I mean, that IS what happened, yes sure, but my point is that it happened organically, the coldly logically result of an ever-growing spiral of horror. The Russians may have been monsters, but they were *believable* monsters.


EvilHomer - 2015-06-05

(Well, mostly believable. The pre-war Red Army purges and the Soviet mistreatment / outright murder of their own veterans was pretty fucked up, but to understand that you have to dive balls deep into the bizarre world of Stalin and collectivism, getting us really off-topic.)

Anyway, you make the following statement:

>> It's the same reason americans strangely had a ton more Japanese PoW deaths than german PoW deaths.

Do you have any statistics or sources to support this claim? Fewer than fifty-thousand Japanese soldiers were captured by Allied forces during the war, and while higher death rates for Japanese POWs certainly sounds like a believable claim, one clearly has to ask: precisely to what extent are we talking here?

Does "a ton" mean fifty percent? Five percent? A whole twenty dudes, as opposed to none?
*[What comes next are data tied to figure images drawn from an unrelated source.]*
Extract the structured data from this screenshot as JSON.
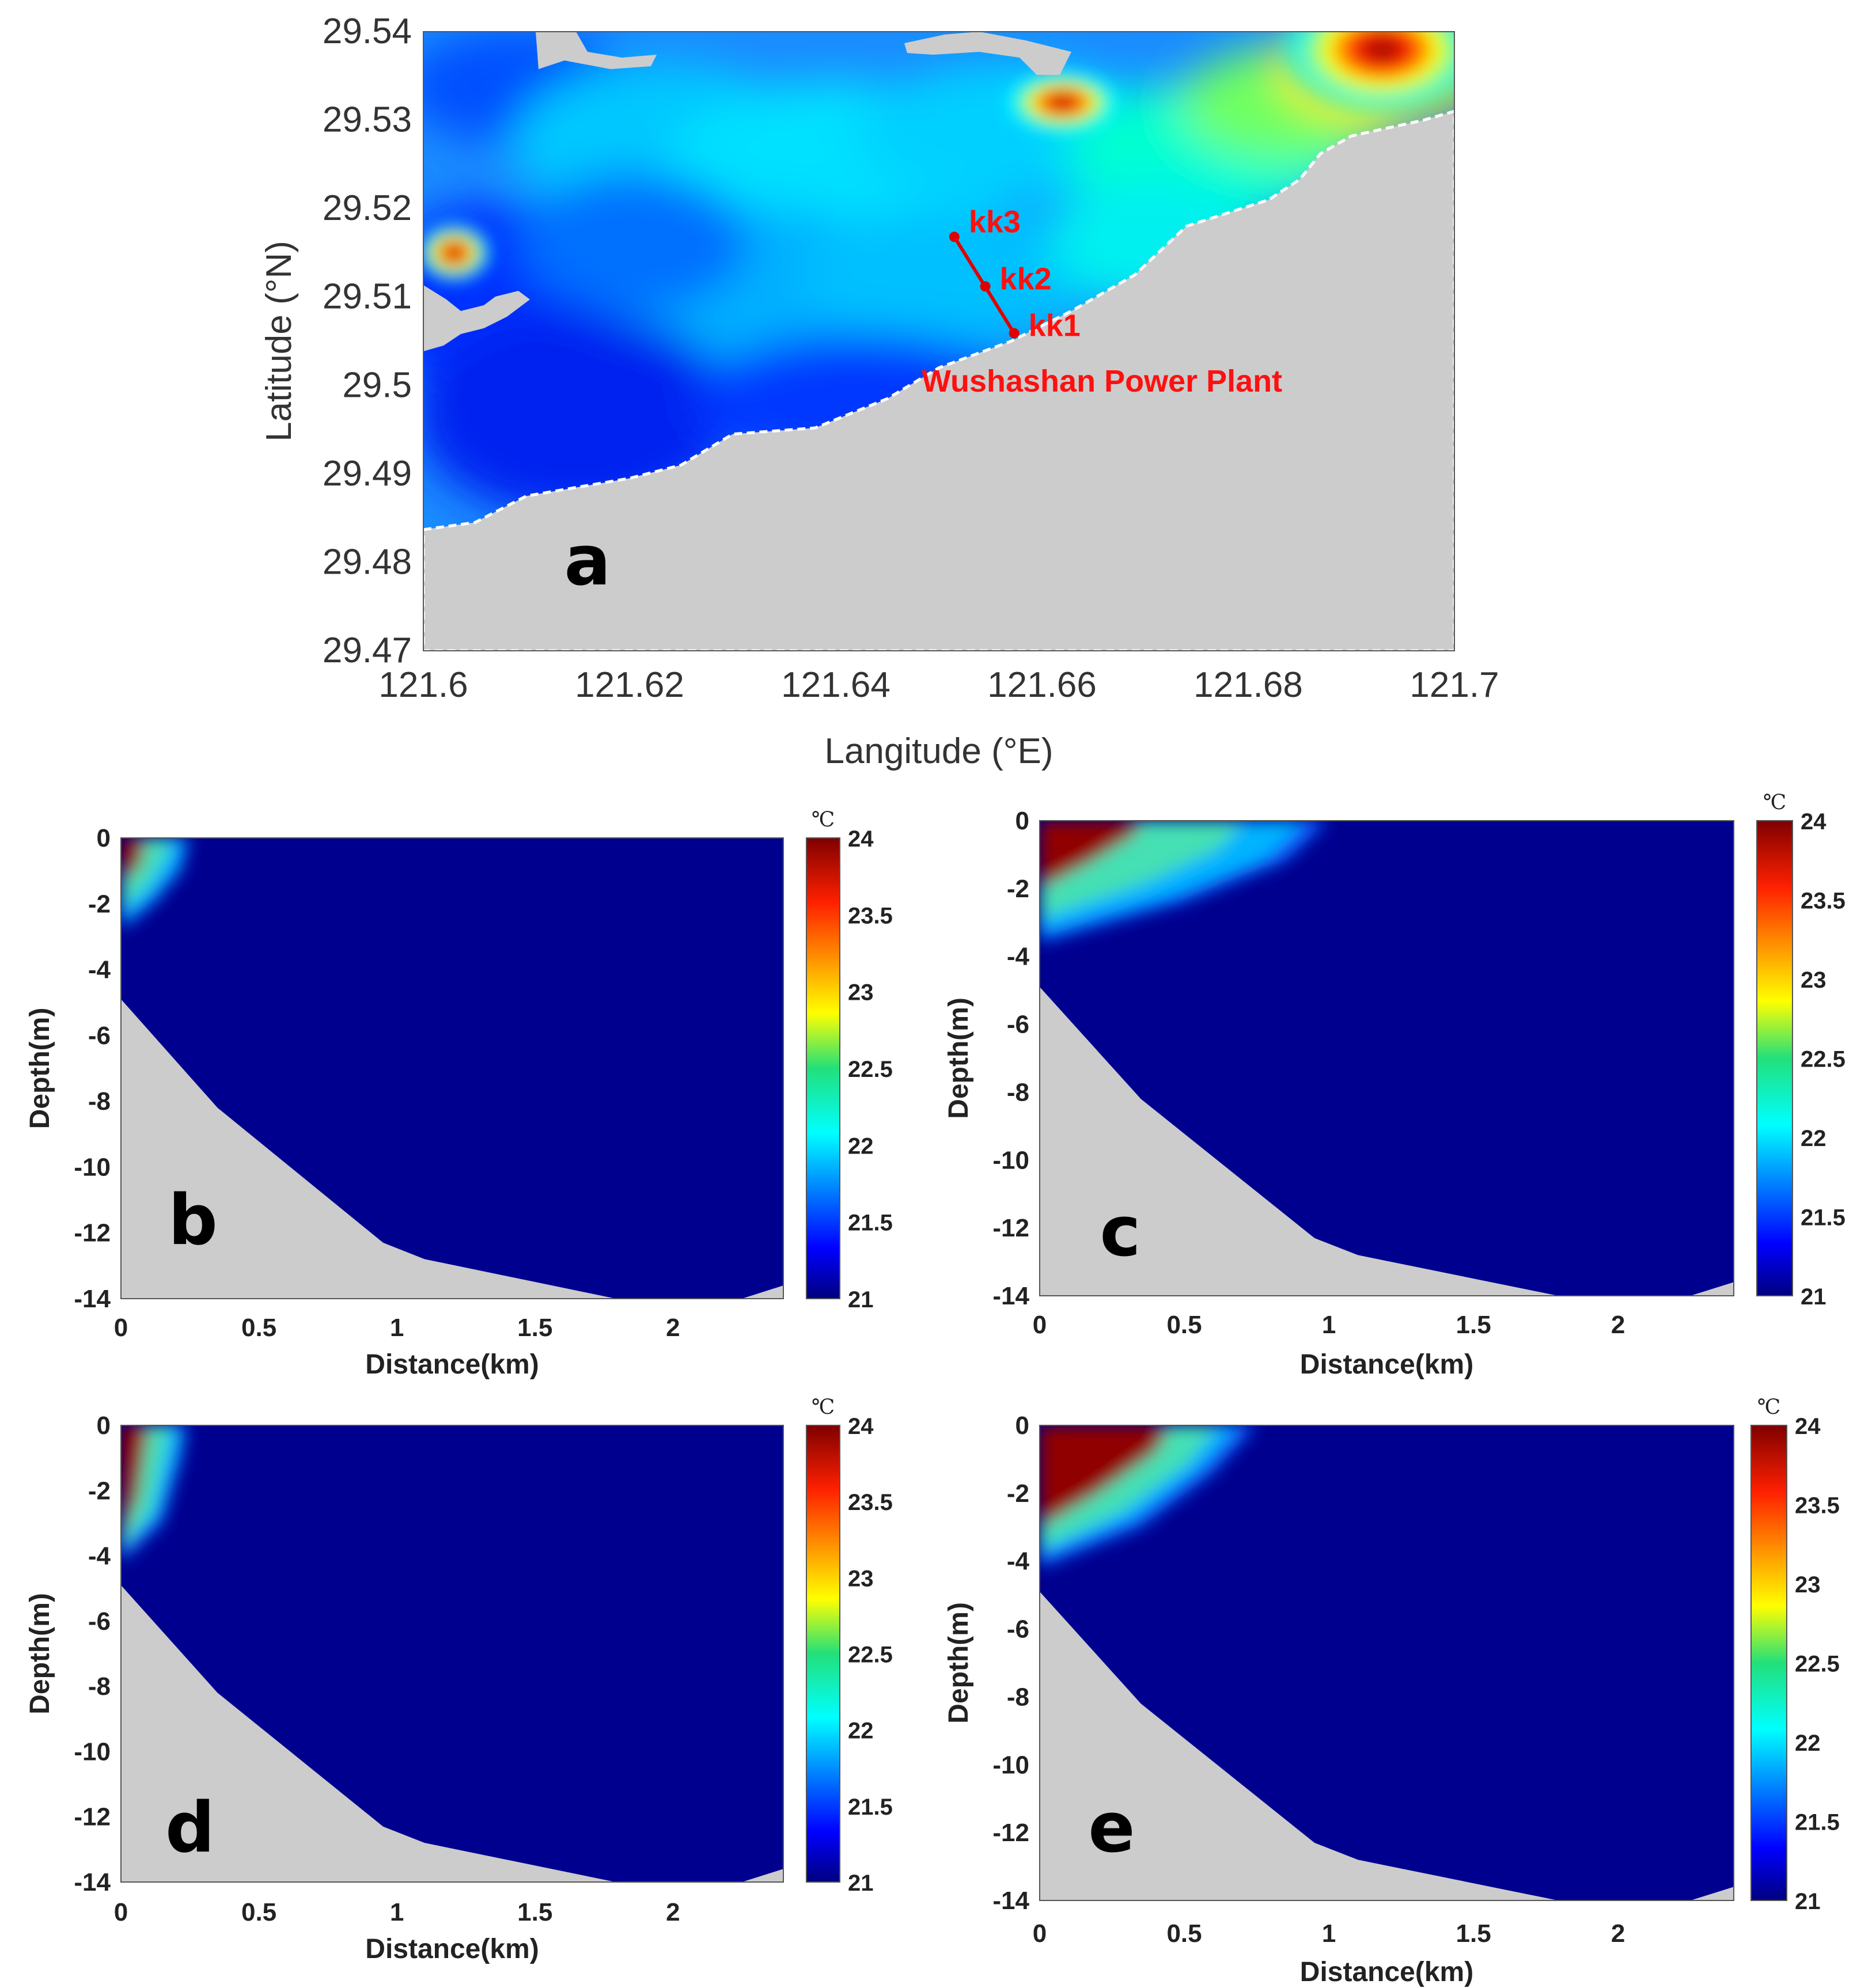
{
  "chart_data": [
    {
      "panel_label": "a",
      "type": "heatmap",
      "title": "",
      "xlabel": "Langitude (°E)",
      "ylabel": "Latitude (°N)",
      "xlim": [
        121.6,
        121.7
      ],
      "ylim": [
        29.47,
        29.54
      ],
      "xticks": [
        121.6,
        121.62,
        121.64,
        121.66,
        121.68,
        121.7
      ],
      "xtick_labels": [
        "121.6",
        "121.62",
        "121.64",
        "121.66",
        "121.68",
        "121.7"
      ],
      "yticks": [
        29.47,
        29.48,
        29.49,
        29.5,
        29.51,
        29.52,
        29.53,
        29.54
      ],
      "ytick_labels": [
        "29.47",
        "29.48",
        "29.49",
        "29.5",
        "29.51",
        "29.52",
        "29.53",
        "29.54"
      ],
      "transect_points": [
        {
          "name": "kk3",
          "lon": 121.6515,
          "lat": 29.5168
        },
        {
          "name": "kk2",
          "lon": 121.6545,
          "lat": 29.5112
        },
        {
          "name": "kk1",
          "lon": 121.6573,
          "lat": 29.5059
        }
      ],
      "annotations": [
        "Wushashan Power Plant"
      ],
      "hot_spots": [
        {
          "lon": 121.693,
          "lat": 29.538,
          "temp": 24.0
        },
        {
          "lon": 121.662,
          "lat": 29.532,
          "temp": 23.8
        },
        {
          "lon": 121.603,
          "lat": 29.515,
          "temp": 23.0
        }
      ]
    },
    {
      "panel_label": "b",
      "type": "heatmap",
      "xlabel": "Distance(km)",
      "ylabel": "Depth(m)",
      "xlim": [
        0,
        2.4
      ],
      "ylim": [
        -14,
        0
      ],
      "xticks": [
        0,
        0.5,
        1,
        1.5,
        2
      ],
      "xtick_labels": [
        "0",
        "0.5",
        "1",
        "1.5",
        "2"
      ],
      "yticks": [
        0,
        -2,
        -4,
        -6,
        -8,
        -10,
        -12,
        -14
      ],
      "ytick_labels": [
        "0",
        "-2",
        "-4",
        "-6",
        "-8",
        "-10",
        "-12",
        "-14"
      ],
      "colorbar": {
        "unit": "℃",
        "min": 21,
        "max": 24,
        "ticks": [
          "21",
          "21.5",
          "22",
          "22.5",
          "23",
          "23.5",
          "24"
        ]
      },
      "bottom_profile": [
        [
          0,
          -4.9
        ],
        [
          0.35,
          -8.2
        ],
        [
          0.95,
          -12.3
        ],
        [
          1.1,
          -12.8
        ],
        [
          1.85,
          -14.1
        ],
        [
          2.1,
          -14.1
        ],
        [
          2.25,
          -14.0
        ],
        [
          2.4,
          -13.6
        ]
      ],
      "plume_edge_24": [
        [
          0,
          -1.4
        ],
        [
          0.07,
          -0.8
        ],
        [
          0.09,
          0
        ]
      ],
      "plume_edge_21": [
        [
          0,
          -2.8
        ],
        [
          0.12,
          -2.0
        ],
        [
          0.22,
          -1.0
        ],
        [
          0.25,
          0
        ]
      ]
    },
    {
      "panel_label": "c",
      "type": "heatmap",
      "xlabel": "Distance(km)",
      "ylabel": "Depth(m)",
      "xlim": [
        0,
        2.4
      ],
      "ylim": [
        -14,
        0
      ],
      "xticks": [
        0,
        0.5,
        1,
        1.5,
        2
      ],
      "xtick_labels": [
        "0",
        "0.5",
        "1",
        "1.5",
        "2"
      ],
      "yticks": [
        0,
        -2,
        -4,
        -6,
        -8,
        -10,
        -12,
        -14
      ],
      "ytick_labels": [
        "0",
        "-2",
        "-4",
        "-6",
        "-8",
        "-10",
        "-12",
        "-14"
      ],
      "colorbar": {
        "unit": "℃",
        "min": 21,
        "max": 24,
        "ticks": [
          "21",
          "21.5",
          "22",
          "22.5",
          "23",
          "23.5",
          "24"
        ]
      },
      "bottom_profile": [
        [
          0,
          -4.9
        ],
        [
          0.35,
          -8.2
        ],
        [
          0.95,
          -12.3
        ],
        [
          1.1,
          -12.8
        ],
        [
          1.85,
          -14.1
        ],
        [
          2.1,
          -14.1
        ],
        [
          2.25,
          -14.0
        ],
        [
          2.4,
          -13.6
        ]
      ],
      "plume_edge_24": [
        [
          0,
          -2.0
        ],
        [
          0.18,
          -1.2
        ],
        [
          0.33,
          -0.4
        ],
        [
          0.35,
          0
        ]
      ],
      "plume_edge_21": [
        [
          0,
          -3.6
        ],
        [
          0.5,
          -2.4
        ],
        [
          0.85,
          -1.2
        ],
        [
          1.0,
          0
        ]
      ]
    },
    {
      "panel_label": "d",
      "type": "heatmap",
      "xlabel": "Distance(km)",
      "ylabel": "Depth(m)",
      "xlim": [
        0,
        2.4
      ],
      "ylim": [
        -14,
        0
      ],
      "xticks": [
        0,
        0.5,
        1,
        1.5,
        2
      ],
      "xtick_labels": [
        "0",
        "0.5",
        "1",
        "1.5",
        "2"
      ],
      "yticks": [
        0,
        -2,
        -4,
        -6,
        -8,
        -10,
        -12,
        -14
      ],
      "ytick_labels": [
        "0",
        "-2",
        "-4",
        "-6",
        "-8",
        "-10",
        "-12",
        "-14"
      ],
      "colorbar": {
        "unit": "℃",
        "min": 21,
        "max": 24,
        "ticks": [
          "21",
          "21.5",
          "22",
          "22.5",
          "23",
          "23.5",
          "24"
        ]
      },
      "bottom_profile": [
        [
          0,
          -4.9
        ],
        [
          0.35,
          -8.2
        ],
        [
          0.95,
          -12.3
        ],
        [
          1.1,
          -12.8
        ],
        [
          1.85,
          -14.1
        ],
        [
          2.1,
          -14.1
        ],
        [
          2.25,
          -14.0
        ],
        [
          2.4,
          -13.6
        ]
      ],
      "plume_edge_24": [
        [
          0,
          -3.4
        ],
        [
          0.06,
          -2.2
        ],
        [
          0.1,
          0
        ]
      ],
      "plume_edge_21": [
        [
          0,
          -4.2
        ],
        [
          0.15,
          -3.0
        ],
        [
          0.22,
          -1.0
        ],
        [
          0.24,
          0
        ]
      ]
    },
    {
      "panel_label": "e",
      "type": "heatmap",
      "xlabel": "Distance(km)",
      "ylabel": "Depth(m)",
      "xlim": [
        0,
        2.4
      ],
      "ylim": [
        -14,
        0
      ],
      "xticks": [
        0,
        0.5,
        1,
        1.5,
        2
      ],
      "xtick_labels": [
        "0",
        "0.5",
        "1",
        "1.5",
        "2"
      ],
      "yticks": [
        0,
        -2,
        -4,
        -6,
        -8,
        -10,
        -12,
        -14
      ],
      "ytick_labels": [
        "0",
        "-2",
        "-4",
        "-6",
        "-8",
        "-10",
        "-12",
        "-14"
      ],
      "colorbar": {
        "unit": "℃",
        "min": 21,
        "max": 24,
        "ticks": [
          "21",
          "21.5",
          "22",
          "22.5",
          "23",
          "23.5",
          "24"
        ]
      },
      "bottom_profile": [
        [
          0,
          -4.9
        ],
        [
          0.35,
          -8.2
        ],
        [
          0.95,
          -12.3
        ],
        [
          1.1,
          -12.8
        ],
        [
          1.85,
          -14.1
        ],
        [
          2.1,
          -14.1
        ],
        [
          2.25,
          -14.0
        ],
        [
          2.4,
          -13.6
        ]
      ],
      "plume_edge_24": [
        [
          0,
          -3.0
        ],
        [
          0.2,
          -2.0
        ],
        [
          0.4,
          -0.8
        ],
        [
          0.45,
          0
        ]
      ],
      "plume_edge_21": [
        [
          0,
          -4.2
        ],
        [
          0.35,
          -3.0
        ],
        [
          0.6,
          -1.4
        ],
        [
          0.75,
          0
        ]
      ]
    }
  ]
}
Qualify this statement, please.


godot - 2015-06-05

The vast majority of Japanese surrenders went to Australia and New Zealand camps, and as far as I can tell, besides the Featherston (NZ) prisoner of war camp riot in February 1943, there isn't much evidence of large-scale infractions against Japan POWs.


SolRo - 2015-06-06

They had a tendency to trip and fall on bullets before they made it to any camps, those blind slit-eyed chinks I-tell-ya-what.


EvilHomer - 2015-06-06

Again, SolRo, I have to ask you to please provide sources! Assuming, of course, there are any sources at all; as Godot points out, "there isn't much evidence of large-scale infractions against Japan POWs".


EvilHomer - 2015-06-06

... for example, StanleyPain made a rather dramatic claim about Soviet POWs being murdered upon their return home. This initially sounded fantastic to me, but as it turns out, it's true! Here is a source:

https://en.wikipedia.org/wiki/German_mistreatment_of_Soviet_pr isoners_of_war#Soviet_repressions_against_former_prisoners_of_war< br />

Now, y̲o̲u̲ provide a source, please. Or concede your error.